Many eyes will be focused on the first cases being brought under Ontario''s new civil liability regime for securities fraud, proclaimed in provisions as Bill 198 at the end of last year.

The IMAX case is

It doesn't hurt that the defendant in the cases, which are expected to be consolidated in one action, is high-profile IMAX Corp., known for its breakthrough eight-storey-high movie screens that provide the "IMAX experience."

The filings by civil litigation specialists Sutts, Strosberg LLP in Windsor and Siskind, Cromarty, Ivey & Dowler LLP in London, allege that IMAX, a Mississauga-based company, misrepresented its 2005 earnings in a February news release and in subsequent statements, "by recognizing revenue from theatres that had yet to open," resulting in IMAX's shares trading "at artificially inflated prices."

But in August when the company revealed it was being investigated by the U.S. Securities and Exchange Commission for misrepresenting earnings, the shares took a plunge, dropping 40 per cent to a low of $4.91.

Sutts, Strosberg's Jay Strosberg says the inflated price comes against the backdrop of a potential sale of the company. "It's public knowledge that they were being shopped around," he says.

Siskinds is claiming $400 million in damages and $100 million in punitive damages while Sutts, Strosberg is claiming $200 million. The suits are a class for all shareholders who purchased IMAX shares between February and August. The firm says "a number of investors were hurt very badly."

The two firms are taking advantage of Bill 198's provisions, which create a new regime in Ontario designed to protect investors from corporate earnings misrepresentation, such as what allegedly occurred here. IMAX, for its part, says the allegations are "without merit," noting the corporation "has spent close to four decades building its reputation and brand, and we look forward to the opportunity to have these frivolous actions dismissed."

Siskinds' Dimitri Lascaris says that prior to last December "there was a perception, and quite rightly, that issuers in Canada were operating in an environment of virtual impunity. There were a number of scandals over the years in which investors got left out in the cold."

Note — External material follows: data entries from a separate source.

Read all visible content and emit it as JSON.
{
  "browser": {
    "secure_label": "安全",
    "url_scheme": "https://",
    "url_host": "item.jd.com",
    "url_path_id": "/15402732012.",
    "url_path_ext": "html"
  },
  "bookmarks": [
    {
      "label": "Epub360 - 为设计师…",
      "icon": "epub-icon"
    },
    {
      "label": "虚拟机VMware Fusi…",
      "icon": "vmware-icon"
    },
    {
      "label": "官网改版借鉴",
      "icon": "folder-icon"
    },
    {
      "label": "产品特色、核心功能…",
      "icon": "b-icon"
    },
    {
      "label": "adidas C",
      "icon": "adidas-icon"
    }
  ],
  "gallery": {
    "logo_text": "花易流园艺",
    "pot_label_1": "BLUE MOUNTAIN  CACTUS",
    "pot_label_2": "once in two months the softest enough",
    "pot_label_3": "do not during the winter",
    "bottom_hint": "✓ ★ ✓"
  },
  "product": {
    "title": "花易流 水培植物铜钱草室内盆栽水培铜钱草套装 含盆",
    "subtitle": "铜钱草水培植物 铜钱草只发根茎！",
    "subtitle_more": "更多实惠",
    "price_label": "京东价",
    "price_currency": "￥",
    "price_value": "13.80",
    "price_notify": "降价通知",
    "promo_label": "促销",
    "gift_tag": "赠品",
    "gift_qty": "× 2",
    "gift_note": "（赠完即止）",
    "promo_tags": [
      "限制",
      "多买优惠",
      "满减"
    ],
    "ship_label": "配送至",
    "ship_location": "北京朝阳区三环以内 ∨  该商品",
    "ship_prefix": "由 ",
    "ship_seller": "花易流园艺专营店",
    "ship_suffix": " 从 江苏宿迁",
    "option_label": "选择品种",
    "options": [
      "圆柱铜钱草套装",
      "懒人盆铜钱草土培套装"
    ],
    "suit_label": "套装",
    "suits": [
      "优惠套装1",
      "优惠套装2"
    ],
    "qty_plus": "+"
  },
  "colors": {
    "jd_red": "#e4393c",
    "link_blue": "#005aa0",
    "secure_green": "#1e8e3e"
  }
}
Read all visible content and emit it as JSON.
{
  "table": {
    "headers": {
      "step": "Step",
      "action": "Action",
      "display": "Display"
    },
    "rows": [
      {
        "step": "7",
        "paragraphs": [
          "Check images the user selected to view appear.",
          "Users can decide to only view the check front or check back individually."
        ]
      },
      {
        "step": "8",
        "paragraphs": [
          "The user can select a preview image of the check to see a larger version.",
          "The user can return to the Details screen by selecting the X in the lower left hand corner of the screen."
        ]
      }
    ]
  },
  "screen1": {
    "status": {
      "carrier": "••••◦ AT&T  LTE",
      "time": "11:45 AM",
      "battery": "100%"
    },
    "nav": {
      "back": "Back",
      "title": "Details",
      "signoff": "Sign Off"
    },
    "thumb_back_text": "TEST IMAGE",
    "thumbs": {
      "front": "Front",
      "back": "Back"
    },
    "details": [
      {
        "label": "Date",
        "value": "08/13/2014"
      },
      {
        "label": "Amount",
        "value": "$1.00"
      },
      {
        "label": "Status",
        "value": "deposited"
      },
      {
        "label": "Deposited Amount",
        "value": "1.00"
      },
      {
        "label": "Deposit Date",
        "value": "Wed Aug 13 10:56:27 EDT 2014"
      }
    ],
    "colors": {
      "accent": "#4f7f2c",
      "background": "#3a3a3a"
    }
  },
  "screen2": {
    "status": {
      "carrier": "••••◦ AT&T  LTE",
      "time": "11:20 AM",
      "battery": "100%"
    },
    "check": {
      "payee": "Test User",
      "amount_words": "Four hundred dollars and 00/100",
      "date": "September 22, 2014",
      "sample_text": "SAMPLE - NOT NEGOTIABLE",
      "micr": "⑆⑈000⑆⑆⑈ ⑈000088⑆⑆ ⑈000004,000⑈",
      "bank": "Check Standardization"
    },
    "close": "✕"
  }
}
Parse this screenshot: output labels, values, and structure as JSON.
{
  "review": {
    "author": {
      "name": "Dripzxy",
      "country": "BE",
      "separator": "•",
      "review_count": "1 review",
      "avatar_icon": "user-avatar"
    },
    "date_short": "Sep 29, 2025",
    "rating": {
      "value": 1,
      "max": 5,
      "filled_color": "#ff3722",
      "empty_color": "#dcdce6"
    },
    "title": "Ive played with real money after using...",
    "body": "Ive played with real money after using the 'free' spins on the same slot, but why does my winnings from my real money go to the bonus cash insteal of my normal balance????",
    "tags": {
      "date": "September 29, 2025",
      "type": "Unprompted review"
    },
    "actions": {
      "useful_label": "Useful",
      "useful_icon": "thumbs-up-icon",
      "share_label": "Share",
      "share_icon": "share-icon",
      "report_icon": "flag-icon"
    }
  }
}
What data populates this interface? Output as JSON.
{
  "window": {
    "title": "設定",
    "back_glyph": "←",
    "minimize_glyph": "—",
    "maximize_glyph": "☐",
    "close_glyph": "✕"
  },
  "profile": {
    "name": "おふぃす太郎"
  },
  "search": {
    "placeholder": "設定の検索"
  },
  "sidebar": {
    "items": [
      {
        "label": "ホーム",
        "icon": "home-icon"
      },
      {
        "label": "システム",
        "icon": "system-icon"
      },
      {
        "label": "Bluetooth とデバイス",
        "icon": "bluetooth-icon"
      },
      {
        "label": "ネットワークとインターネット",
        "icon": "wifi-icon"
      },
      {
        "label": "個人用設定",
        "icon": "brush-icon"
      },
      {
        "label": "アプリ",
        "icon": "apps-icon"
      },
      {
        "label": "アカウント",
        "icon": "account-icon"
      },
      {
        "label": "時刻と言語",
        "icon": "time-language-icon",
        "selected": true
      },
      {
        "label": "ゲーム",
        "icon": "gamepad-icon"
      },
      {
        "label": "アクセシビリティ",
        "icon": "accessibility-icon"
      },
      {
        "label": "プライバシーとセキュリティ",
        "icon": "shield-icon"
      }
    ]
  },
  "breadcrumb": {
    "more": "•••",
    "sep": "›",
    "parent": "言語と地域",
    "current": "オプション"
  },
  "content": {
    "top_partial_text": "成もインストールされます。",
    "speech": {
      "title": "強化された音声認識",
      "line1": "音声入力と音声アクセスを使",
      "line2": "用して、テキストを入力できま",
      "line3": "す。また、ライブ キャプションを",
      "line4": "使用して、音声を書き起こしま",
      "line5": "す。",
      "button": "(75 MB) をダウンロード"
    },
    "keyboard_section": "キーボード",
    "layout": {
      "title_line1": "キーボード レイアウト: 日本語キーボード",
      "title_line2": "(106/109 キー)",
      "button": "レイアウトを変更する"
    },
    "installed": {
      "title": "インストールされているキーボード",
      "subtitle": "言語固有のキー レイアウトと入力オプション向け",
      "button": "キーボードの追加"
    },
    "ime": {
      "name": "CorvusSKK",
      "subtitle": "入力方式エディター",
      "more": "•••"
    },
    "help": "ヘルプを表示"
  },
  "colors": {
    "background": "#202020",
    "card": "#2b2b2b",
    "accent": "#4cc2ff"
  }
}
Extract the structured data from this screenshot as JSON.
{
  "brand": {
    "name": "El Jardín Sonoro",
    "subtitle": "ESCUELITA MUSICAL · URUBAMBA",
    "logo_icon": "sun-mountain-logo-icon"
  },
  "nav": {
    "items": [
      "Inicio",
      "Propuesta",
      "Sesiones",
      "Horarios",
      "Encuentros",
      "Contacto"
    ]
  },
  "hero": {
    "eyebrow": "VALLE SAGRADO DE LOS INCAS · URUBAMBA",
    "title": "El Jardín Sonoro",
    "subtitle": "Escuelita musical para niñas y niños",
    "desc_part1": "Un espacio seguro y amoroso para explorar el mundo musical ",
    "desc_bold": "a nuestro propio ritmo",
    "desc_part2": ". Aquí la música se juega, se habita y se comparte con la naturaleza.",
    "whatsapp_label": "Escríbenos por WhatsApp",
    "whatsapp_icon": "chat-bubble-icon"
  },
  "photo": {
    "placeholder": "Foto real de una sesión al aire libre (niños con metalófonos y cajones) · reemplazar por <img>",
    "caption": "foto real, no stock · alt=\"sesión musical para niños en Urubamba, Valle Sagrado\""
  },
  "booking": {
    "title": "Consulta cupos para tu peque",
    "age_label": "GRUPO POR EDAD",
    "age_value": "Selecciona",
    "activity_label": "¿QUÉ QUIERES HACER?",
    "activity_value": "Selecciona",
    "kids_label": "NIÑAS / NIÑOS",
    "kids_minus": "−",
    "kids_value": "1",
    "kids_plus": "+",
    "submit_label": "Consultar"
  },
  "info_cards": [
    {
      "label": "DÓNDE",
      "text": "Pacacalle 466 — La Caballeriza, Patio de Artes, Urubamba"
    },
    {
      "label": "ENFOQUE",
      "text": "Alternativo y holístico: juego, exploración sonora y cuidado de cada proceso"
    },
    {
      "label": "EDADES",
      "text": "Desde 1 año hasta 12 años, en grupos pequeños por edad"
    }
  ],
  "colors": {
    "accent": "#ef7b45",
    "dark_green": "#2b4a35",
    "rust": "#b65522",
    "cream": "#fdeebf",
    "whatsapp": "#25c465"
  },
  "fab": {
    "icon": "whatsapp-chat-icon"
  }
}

Lascaris adds it wasn't impossible to sue for misrepresentation, but the common law holds that plaintiffs need to prove they relied on "materially misleading" financial statements. But the reality is that investors "buy stocks for a variety of reasons" whether based on information someone has told them or the perception of a company's reputation - without seeing any financial documents - yet they also get stung if a company misstates earnings.

"So people who didn't have huge losses and really didn't have an economic incentive to sue individually were left out in the cold."

The case is expected to draw rapt attention in the corporate, securities and legal communities, not just because it's the first under Bill 198 but because of how the bill's machinations will be put through their paces.

"It's the first time it has been done," Strosberg says. "It's the subject of much anticipation. He notes that the high-profile nature of the defendant "also helps."

Aspects of the legislation that plaintiff lawyers aren't entirely happy with also bring some intrigue in terms of how the bench will deal with them.

For one thing, the Superior Court must approve leave for an action to go ahead, a highly unusual provision that is "unlike any other piece of legislation," Lascaris says. "You're being compelled as a plaintiff to get permission before you have discovery, before you have an opportunity to compel the defendant to produce the relevant evidence."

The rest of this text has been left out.